Pendant un siècle, tout va bien.

Pendant un siècle, il y a une loyauté des Francs Saliens vis-à-vis de l’Empire romain qui les a accueillis sur son territoire.

Un exemple de cette loyauté : en 451, Mérovée est le roi des Francs Saliens. Avec ses guerriers, Mérovée accepte de combattre aux côtés de l’armée romaine dirigée par Aétius pour repousser une attaque des Huns. Les guerriers Francs Saliens et l’armée romaine remportent cette bataille des champs Catalauniques.

Mais après ?

Petit à petit, les Francs cessent de montrer de la loyauté envers l’Empire romain. Ils se retournent CONTRE l’Empire romain qui les avait accueillis [et utilisés, Ndt] !

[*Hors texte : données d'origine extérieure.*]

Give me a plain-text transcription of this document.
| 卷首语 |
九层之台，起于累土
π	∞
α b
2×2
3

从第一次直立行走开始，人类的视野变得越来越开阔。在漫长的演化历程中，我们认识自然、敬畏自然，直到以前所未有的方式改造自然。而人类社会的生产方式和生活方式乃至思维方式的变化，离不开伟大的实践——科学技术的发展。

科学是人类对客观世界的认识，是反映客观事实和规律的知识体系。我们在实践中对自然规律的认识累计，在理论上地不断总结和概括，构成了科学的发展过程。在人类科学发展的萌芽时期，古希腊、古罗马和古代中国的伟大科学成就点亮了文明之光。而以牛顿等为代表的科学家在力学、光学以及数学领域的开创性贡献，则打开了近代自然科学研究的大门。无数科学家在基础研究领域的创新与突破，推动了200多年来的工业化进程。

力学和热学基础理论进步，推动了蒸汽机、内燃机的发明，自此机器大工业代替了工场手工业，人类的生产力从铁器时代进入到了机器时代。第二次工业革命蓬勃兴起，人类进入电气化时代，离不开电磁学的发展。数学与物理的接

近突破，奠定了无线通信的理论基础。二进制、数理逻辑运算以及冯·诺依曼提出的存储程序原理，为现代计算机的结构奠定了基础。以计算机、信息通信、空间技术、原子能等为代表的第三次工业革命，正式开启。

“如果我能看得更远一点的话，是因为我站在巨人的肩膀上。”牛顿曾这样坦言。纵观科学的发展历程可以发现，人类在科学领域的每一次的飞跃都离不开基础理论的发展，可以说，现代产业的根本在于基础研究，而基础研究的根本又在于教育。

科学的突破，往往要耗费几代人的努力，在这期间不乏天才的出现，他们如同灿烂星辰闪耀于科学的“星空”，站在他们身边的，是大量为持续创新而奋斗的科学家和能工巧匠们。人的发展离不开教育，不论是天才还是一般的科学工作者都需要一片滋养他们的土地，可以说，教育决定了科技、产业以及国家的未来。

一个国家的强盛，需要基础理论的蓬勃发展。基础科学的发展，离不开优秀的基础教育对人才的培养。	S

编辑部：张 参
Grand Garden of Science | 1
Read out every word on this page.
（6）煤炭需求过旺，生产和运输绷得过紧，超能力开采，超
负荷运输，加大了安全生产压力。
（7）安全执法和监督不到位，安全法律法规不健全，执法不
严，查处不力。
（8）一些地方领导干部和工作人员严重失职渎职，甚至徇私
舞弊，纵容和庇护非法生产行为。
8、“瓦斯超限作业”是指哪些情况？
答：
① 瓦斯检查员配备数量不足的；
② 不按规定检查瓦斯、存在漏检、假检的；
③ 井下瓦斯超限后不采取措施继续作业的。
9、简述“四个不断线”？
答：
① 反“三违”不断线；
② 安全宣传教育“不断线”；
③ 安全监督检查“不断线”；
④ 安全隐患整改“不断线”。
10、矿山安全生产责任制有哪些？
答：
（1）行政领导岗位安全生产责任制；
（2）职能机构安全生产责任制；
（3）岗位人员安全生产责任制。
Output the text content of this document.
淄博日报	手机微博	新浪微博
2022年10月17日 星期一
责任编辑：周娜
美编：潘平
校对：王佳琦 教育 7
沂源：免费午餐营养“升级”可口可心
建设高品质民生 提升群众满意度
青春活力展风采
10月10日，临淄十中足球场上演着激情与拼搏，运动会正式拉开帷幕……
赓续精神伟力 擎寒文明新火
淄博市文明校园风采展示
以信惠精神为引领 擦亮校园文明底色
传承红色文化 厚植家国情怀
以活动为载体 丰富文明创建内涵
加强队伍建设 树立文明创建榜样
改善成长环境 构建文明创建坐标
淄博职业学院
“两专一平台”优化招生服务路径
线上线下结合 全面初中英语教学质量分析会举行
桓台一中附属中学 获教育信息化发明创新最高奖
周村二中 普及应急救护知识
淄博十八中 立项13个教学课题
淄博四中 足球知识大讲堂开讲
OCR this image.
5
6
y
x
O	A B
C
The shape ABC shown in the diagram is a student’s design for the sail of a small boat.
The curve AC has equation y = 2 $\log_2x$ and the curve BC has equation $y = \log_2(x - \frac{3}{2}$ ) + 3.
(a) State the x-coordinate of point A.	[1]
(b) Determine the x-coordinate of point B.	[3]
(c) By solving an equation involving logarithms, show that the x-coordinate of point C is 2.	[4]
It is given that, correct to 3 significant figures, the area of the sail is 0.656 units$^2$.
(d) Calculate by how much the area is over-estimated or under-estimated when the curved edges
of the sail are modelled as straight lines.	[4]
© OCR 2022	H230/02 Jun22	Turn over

Les Francs trahissent l’Empire romain. Les Francs attaquent le général romain Syagrius, qui contrôlait la partie nord de la Gaule : les Francs remportent la bataille de Soissons en 486. Progressivement, les Francs envahissent toute l’Europe de l’ouest. L’Empire romain disparaît. L’Europe de l’ouest devient un empire franc :

phases de l'extension du royaume des Francs
Conclusion :

il ne faut pas laisser entrer en masse les hommes d’une civilisation différente. Leur loyauté envers nous ne dure jamais longtemps. Si nous les laissons entrer en masse, ils finissent par nous trahir … et ils finissent par nous envahir.

L’Histoire est un éternel recommencement.

Bruno A.

Note du Saker Francophone

L'effondrement de l'Empire romain a beaucoup à nous apprendre, comme d'ailleurs l'émergence de la chrétienté sur ses décombres. Les élites romaines ont habilement sauté d'une religion dans l'autre pour continuer à dominer le jeu. La question n'est donc pas de savoir si on pourra arrêter le déclin de notre empire à nous mais de savoir ce qui va sortir de son effondrement. Il faut donc réserver ses forces à des combats utiles, observer puis agir.

Lien : Rutilius Namatianus du site lachute.over-blog.com

LaChute propose une lecture personnelle du texte avec une autre vision que celle de Bardi dont le talent est de faire ressortir les pépites de l'histoire romaine. On peut juste lui reprocher de tenter de s'en servir pour justifier sa vision d'une mondialisation heureuse. Ce qui nous rassemble c'est le principe de l'effondrement. L'analyse de ce qui va en ressortir reste l'apanage de chacun.